Begrijpt u me goed: ik heb niets tegen Darwin en de andere biologen en ruimtevaartdeskundigen en heelalpsychologen en wie al niet meer; zij hebben de wetenschap ontegenzeggelijk vooruitgeholpen met hun denkrichtingen en visies. Maar weet wel, hun visies gaan enkel en alleen over de binnenwereld waarvan wij deel uitmaken, niet over het mysterie van ons leven, dat groter en veelomvattender is dan dat wij ervan met het blote oog kunnen zien. De evolutieleer komt dan ook niet in de plaats van het scheppingsverhaal: het scheppingsverhaal geeft aan onze nog altijd evoluerende wereld pas zin en betekenis, een antwoord op het ‘waarom’…

Want wij, mensen, zijn niet in eerste instantie producten van een biologisch proces: wij mensen zijn bij name geroepen, door God gewild en door Hem geschapen.
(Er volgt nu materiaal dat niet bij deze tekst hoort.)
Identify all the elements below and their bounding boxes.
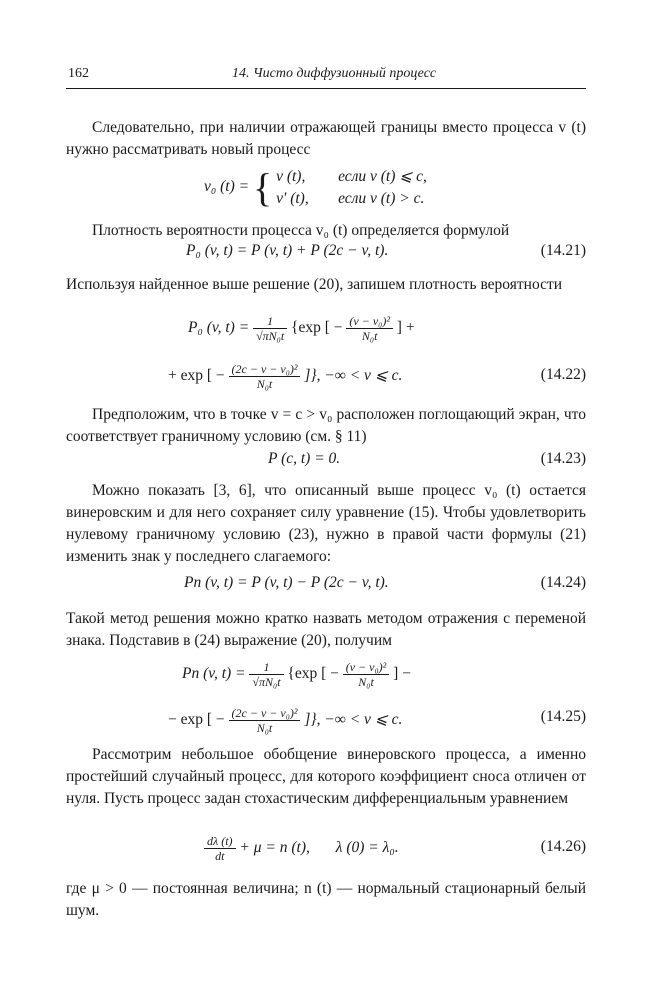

Iedere dag, wanneer wij ontwaken uit onze slaap, roept Hij ons weer opnieuw tot leven en zelfs wanneer wij slapen waakt hij over ons. Zijn scheppingskracht is niet iets van het begin, van ooit de oerknal of zoiets, zijn scheppingskracht is van nu, van vandaag. Zo werd het avond en morgen: deze dag!

Dat is ook het mooie wanneer wij mensen dopen, kinderen of volwassenen, zoals dat dit jaar – weliswaar niet hier – maar wel op veel andere plaatsen gebeurt; ook zij worden de kerkgemeenschap niet binnengebracht als een product van de wereld, zij worden in ons midden gesteld als een uniek geschenk uit de hemel, kind van God.  Want het gaat niet om een God die ooit in het verleden iets of iemand heeft geschapen, het gaat om een God die schept, nu, vandaag, om een levende, werkzame God die ons roept en die mensen bevrijdt. En met die intentie zijn ook wijzelf eens gedoopt: om te weten dat God zelf met ons meeloopt, wanneer wij opstaan en wanneer wij naar bed gaan, in dagen van rijkdom en in dagen van armoede, tijdens ziekte en wanneer wij gezond zijn, for better and worse, zoals de Engelsen zeggen. Daarom ook lazen wij deze avond opnieuw hoe Hij zich al onder Mozes een bevrijdende God heeft getoond, een God die nooit laat varen het werk van zijn handen en die – ondanks al onze kwade streken – zijn verbond met ons gestand wil doen, zelfs over de grenzen van de dood heen, zoals het evangelie ons vandaag verkondigt.

Want vandaag – in deze nacht van Pasen – wil die God van Mozes, die God van de profeten, die God van Jezus – de God ook die ons heeft bedacht en gewild – ons weer wakker roepen uit welke vorm van dood dan ook: uit de sleur waarin we misschien terecht zijn gekomen, uit de verveling die ons soms parten speelt, uit ons te vanzelf voortkabbelende wat luxueuze leven, en Hij daagt ons uit – als een vriend, als een bron van liefde – ja, als een op ons verliefde God – om weer opnieuw geboren te worden, om een nieuw en ander mens te worden, een vlam van vuur in deze wereld, een geïnspireerd mens, een spoor van licht in dit vaak duistere bestaan.

Dat hebben we aan het begin van deze viering ook willen uitbeelden: Kerk-zijn is fakkeldrager zijn van Christus, fakkeldrager van het Licht van de wereld, Licht in de duisternis; Kerk-zijn is ervan getuigen, dat het leven groter is dan ons kwetsbare lichaam, ervan getuigen dat je uiteindelijk bent voortgekomen uit het zaad van de goddelijke Liefde. U hoorde het in het evangelie: aanvankelijk vonden zelfs de apostelen dit allemaal beuzelpraat, iets ongelofelijks, te mooi om waar te zijn: het leven sterker dan de grafsteen! Maar toen Petrus zelf naar het graf liep en er de leegte van gewaar werd, besefte hij plotseling, dat ons leven niet van deze wereld is, maar inderdaad van goddelijke oorsprong. En precies dat is nog altijd iets om er verbaasd over na te denken. Zo werd het avond en morgen, deze dag!